“Succede a Napoli” è stata, sui giornali e a teatro, una rubrica molto seguita e con il tempo il titolo è diventato, a giusta ragione, un modo di dire costitutivo, si dice così ora, della malevola imprevedibilità che regna sovrana alla nostra latitudine. Qualche anno fa, inopinatamente, la rubrica è andata in pensione, ma sarebbe il caso di riprenderla visto che il materiale non manca, anzi è in aumento. L’ultimo tassello lo aggiungiamo oggi e riguarda il trampolino per i tuffi della piscina olimpionica della Mostra d’Oltremare finalmente riportata ai suoi splendori grazie a una intelligente operazione di maquillage. L’impianto c’è, da uno, tre e dieci metri e ha ospitato le performances di Klaus Di Biasi, di Giorgio Cagnotto, il papà della Tania volante, e dei campioni della scuola napoletana che è stata costretta a chiudere i battenti: ma chi se ne frega, i tuffi non si possono fare. Verboten, vietato: all’impianto, bello a vedersi, e strutturalmente perfetto prima di accumulare ruggine nel deserto della Mostra d’Oltremare, sono stati posti i sigilli e l’Acquachiara, la società che ora gestisce (bene, complimenti) la piscina olimpionica inutilmente sollecita da mesi il certificato di omologazione che la Soprintendenza nega perché qualcosa non va.
Verboten, a Napoli non si può. I tuffi si fanno solo a Caserta e a Cosenza. Così vanno le cose, ma, a costo di essere marchiati come ingenui, diciamo che non è possibile rassegnarsi al destino cinico e barbaro (in questo caso barbaro). Ne abbiamo piene le tasche e anche qualcos’altro. Bisogna reagire in nome di quel che eravamo: Napoli, che un tempo era capitale con Bolzano di questa disciplina, non può attendere che qualcosa cambi e che la manna arrivi dal cielo e in busta, piccola o grande che sia, dev’essere un diritto acquisito. In questo caso siamo all’inverosimile se è vero, come è vero, che Klaus Di Biasi, scelto dalla Fin come responsabile del Centro federale meridionale da istituire alla Mostra, è stato costretto a disfare le valigie e a rinunciare al progetto. Che volete di più dalla vita? Un certificato di omologazione.

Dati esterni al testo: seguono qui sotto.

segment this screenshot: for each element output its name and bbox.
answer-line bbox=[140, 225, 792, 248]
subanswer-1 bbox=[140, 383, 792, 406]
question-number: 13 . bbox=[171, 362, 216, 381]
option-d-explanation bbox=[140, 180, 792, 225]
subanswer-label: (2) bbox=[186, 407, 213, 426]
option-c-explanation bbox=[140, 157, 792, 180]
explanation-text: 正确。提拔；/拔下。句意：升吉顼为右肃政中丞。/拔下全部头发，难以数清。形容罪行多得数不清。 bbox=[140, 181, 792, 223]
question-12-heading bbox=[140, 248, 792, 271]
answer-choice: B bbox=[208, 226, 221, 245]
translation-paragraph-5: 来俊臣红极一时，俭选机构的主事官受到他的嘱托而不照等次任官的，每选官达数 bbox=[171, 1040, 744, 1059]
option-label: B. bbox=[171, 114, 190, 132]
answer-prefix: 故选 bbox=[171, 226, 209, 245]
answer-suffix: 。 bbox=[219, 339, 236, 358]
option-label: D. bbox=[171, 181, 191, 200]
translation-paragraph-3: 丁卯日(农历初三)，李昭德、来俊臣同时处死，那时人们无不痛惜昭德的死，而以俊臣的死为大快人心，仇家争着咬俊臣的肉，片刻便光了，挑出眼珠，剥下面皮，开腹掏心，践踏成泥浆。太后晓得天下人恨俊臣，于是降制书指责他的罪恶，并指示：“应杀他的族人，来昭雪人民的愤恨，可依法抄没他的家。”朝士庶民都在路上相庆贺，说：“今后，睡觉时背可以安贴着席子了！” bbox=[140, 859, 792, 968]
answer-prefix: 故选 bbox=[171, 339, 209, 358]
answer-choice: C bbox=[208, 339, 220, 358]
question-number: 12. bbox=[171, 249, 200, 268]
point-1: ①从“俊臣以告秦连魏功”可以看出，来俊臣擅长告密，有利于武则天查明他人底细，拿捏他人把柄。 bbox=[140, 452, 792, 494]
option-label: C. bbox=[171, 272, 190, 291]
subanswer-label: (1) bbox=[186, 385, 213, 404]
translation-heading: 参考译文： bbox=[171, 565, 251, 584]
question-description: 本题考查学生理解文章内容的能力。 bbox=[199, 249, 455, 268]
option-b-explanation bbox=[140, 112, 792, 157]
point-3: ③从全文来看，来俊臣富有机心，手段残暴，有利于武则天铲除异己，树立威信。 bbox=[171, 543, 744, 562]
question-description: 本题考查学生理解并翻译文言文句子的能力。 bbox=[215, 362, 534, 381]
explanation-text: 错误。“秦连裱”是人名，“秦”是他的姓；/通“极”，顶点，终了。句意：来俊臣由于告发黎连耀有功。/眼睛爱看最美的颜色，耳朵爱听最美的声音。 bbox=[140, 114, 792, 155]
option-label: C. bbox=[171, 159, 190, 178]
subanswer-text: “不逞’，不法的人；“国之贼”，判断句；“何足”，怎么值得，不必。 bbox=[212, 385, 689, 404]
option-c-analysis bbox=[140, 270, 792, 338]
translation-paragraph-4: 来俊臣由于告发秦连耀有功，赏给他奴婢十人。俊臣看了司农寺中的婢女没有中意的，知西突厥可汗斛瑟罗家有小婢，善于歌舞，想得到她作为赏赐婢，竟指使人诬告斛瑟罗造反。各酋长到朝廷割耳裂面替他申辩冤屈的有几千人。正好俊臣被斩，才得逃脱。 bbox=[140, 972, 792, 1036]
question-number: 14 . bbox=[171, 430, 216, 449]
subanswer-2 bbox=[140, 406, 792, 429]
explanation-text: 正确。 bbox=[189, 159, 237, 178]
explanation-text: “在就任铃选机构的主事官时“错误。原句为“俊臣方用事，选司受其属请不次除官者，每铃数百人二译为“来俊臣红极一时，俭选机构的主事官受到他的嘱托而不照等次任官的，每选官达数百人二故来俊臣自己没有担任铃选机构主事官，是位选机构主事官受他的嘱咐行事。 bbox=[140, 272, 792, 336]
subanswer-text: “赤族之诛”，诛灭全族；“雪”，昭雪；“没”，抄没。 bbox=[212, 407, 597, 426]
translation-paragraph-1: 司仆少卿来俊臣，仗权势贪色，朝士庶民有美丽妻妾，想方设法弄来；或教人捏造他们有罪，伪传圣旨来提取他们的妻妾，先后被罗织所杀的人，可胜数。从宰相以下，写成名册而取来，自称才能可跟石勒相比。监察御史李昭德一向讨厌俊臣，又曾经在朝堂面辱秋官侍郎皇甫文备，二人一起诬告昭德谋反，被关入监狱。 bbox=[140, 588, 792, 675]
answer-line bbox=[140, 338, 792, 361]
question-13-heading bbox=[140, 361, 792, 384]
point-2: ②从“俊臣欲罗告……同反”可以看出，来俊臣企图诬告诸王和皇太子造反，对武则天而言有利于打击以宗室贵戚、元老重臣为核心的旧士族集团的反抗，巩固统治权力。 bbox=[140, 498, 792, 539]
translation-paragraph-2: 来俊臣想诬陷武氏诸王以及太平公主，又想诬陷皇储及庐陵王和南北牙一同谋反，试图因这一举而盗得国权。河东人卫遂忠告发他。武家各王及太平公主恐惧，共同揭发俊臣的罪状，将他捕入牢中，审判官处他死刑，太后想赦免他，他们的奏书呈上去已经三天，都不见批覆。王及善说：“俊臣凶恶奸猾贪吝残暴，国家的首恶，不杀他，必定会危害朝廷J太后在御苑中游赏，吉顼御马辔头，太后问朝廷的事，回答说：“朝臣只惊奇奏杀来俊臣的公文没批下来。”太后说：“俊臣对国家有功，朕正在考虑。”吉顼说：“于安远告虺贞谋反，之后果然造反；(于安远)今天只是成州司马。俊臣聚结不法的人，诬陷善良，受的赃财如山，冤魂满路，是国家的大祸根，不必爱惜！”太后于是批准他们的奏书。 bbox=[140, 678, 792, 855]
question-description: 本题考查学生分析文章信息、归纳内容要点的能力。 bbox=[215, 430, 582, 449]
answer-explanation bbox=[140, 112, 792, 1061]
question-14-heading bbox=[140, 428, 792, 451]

Ecco, fresca di giornata, una storia oltremodo significativa (o, come usa dire in queste ore di ridicola e finta polemica, costitutiva – come ci ha spiegato l’immarcescibile signora Bindi – del caos che regna sovrano nella nostra città e offre continui assist a chi lo utilizza per fini non leciti) che è stata (ri)sbattuta in prima pagina dalla due giorni di pallanuoto in onore di Enzo D’Angelo, l’eterno scugnizzo di Bacoli, campione di umanità prima ancora che deliziosa “manina de dios” per i gol impossibili che riusciva a mettere a segno trascinandosi dietro anche due avversari, ognuno pesante almeno cento chili.
“Succede a Napoli”: la scintilla è scattata rimirando a lungo, con un senso di profonda mestizia, quel monumento bianco diventato di colpo inutile e ingombrante dopo aver vissuto una lunga stagione di trionfi. Il cronista, che non si fa mai i fatti suoi, ha chiesto ai collaboratori di Franco e Pino Porzio, i due manager dell’Acquachiara, notizie sul trampolino e la risposta è stata disarmante: «Le sollecitiamo da mesi, dateci una mano a vincere questa battaglia con la burocrazia». Che è più ostica di un derby con il Posillipo e la Canottieri Napoli. O del rompicapo lasciato in eredità a Maurizio Sarri che comincia a capire in che guaio si è cacciato accettando di firmare il contratto prima di essersi reso conto del livello del dibattito calcistico perennemente in onda sulla rete napoletana. Non è dato di sapere se l’assessore Borriello usi buttare un occhio sul Napolista – se non lo fa glielo consigliamo – ma vorremmo tanto che prendesse a cuore la vicenda del trampolino impraticabile: è assurda, oltre che mortificante. Soprattutto nel momento in cui – giustamente – si rivendica la candidatura della città a ospitare le gare olimpiche di vela e pallanuoto.